My Need For VIPness: Ego Or Old Age?

I just purchased my VIP tickets for a couple of parties happening in town next weekend.  All In I spent about twenty bucks more than the standard cost of tickets, but I don’t have to wait in line when I get there and get to relax and buy my drinks in a “private” VIP area when the masses become overwhelming and the line for a cocktail is three deep.

I am also now at the airport waiting in the Delta Sky Club for my flight to board:  with a free drink in hand and a nice cozy seat where I have plugged in my laptop and begun chugging.

Typically speaking, I am always willing to pay  a little more for VIP privileges.  But I won’t “shmooze” for them.  What this leads me to believe in the evaluation of my own consumer context is that my motivations are not that of ego, but of the lack of patience and need for comfort that comes with age.   And I’m no old lady, but I am also over the days of standing in lines to get into a bar or sitting on the airport floor and staking out power sources.  In the same vein I will pay a little extra in most situations for convenience.

BUT if you would have asked me the questions ten years ago, I know my motivations would have been different: although I wouldn’t have admitted it.  Probably because ego-driven need for VIP status smacks of inauthenticity.  And it would have been spot on because in my mid twenties I really didn’t entirely know who I was…so being my authentic self was difficult and being validated by others as “important” was something I sought.
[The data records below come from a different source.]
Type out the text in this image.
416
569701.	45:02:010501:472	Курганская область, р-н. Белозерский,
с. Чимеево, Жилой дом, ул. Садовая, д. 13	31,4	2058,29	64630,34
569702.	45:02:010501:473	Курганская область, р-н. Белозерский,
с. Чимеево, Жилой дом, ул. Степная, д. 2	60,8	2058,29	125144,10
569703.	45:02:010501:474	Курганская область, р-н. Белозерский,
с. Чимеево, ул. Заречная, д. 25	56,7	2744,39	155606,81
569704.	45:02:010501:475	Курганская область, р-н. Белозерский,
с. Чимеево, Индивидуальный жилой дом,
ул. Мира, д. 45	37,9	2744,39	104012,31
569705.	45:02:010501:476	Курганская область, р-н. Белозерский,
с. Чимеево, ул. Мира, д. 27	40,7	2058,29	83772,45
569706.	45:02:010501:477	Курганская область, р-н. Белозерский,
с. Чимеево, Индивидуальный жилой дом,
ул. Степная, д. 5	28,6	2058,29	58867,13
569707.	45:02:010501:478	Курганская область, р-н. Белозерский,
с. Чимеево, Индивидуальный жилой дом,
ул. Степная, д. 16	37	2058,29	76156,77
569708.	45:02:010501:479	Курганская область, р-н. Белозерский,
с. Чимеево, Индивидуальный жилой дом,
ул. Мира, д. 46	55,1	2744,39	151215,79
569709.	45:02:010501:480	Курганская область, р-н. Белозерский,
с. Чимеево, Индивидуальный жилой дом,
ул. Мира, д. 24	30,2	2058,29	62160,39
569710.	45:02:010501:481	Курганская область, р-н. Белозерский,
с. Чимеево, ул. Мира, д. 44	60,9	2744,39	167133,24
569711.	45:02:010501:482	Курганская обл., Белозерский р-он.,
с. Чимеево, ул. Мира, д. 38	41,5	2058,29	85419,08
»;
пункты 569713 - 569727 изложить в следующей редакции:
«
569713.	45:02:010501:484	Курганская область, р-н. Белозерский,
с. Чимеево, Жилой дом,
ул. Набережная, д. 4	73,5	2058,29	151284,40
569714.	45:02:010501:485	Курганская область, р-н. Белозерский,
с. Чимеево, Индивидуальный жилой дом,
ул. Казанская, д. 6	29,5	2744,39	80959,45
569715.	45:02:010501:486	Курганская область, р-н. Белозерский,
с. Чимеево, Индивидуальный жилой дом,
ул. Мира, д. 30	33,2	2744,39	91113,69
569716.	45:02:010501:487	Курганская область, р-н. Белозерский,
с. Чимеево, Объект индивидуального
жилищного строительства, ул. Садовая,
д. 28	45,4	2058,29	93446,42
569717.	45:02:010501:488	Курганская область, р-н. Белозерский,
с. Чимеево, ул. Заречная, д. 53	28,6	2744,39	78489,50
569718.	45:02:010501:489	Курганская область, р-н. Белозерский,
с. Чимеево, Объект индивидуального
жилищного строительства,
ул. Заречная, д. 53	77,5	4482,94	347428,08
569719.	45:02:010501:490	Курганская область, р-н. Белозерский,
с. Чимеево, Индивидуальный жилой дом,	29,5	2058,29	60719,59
These days I am pretty settled in my identity and detest shmoozery.   Be your authentic self and get what’s coming to you one way or another is the way I feel about it.  And if your authentic self has some extra cash then go ahead and pay for the upgrade if you feel like it.  But don’t fool yourself…you are no more important than the next guy with a Platinum Amex.  But hopefully you are comfortable enough in your skin not to care.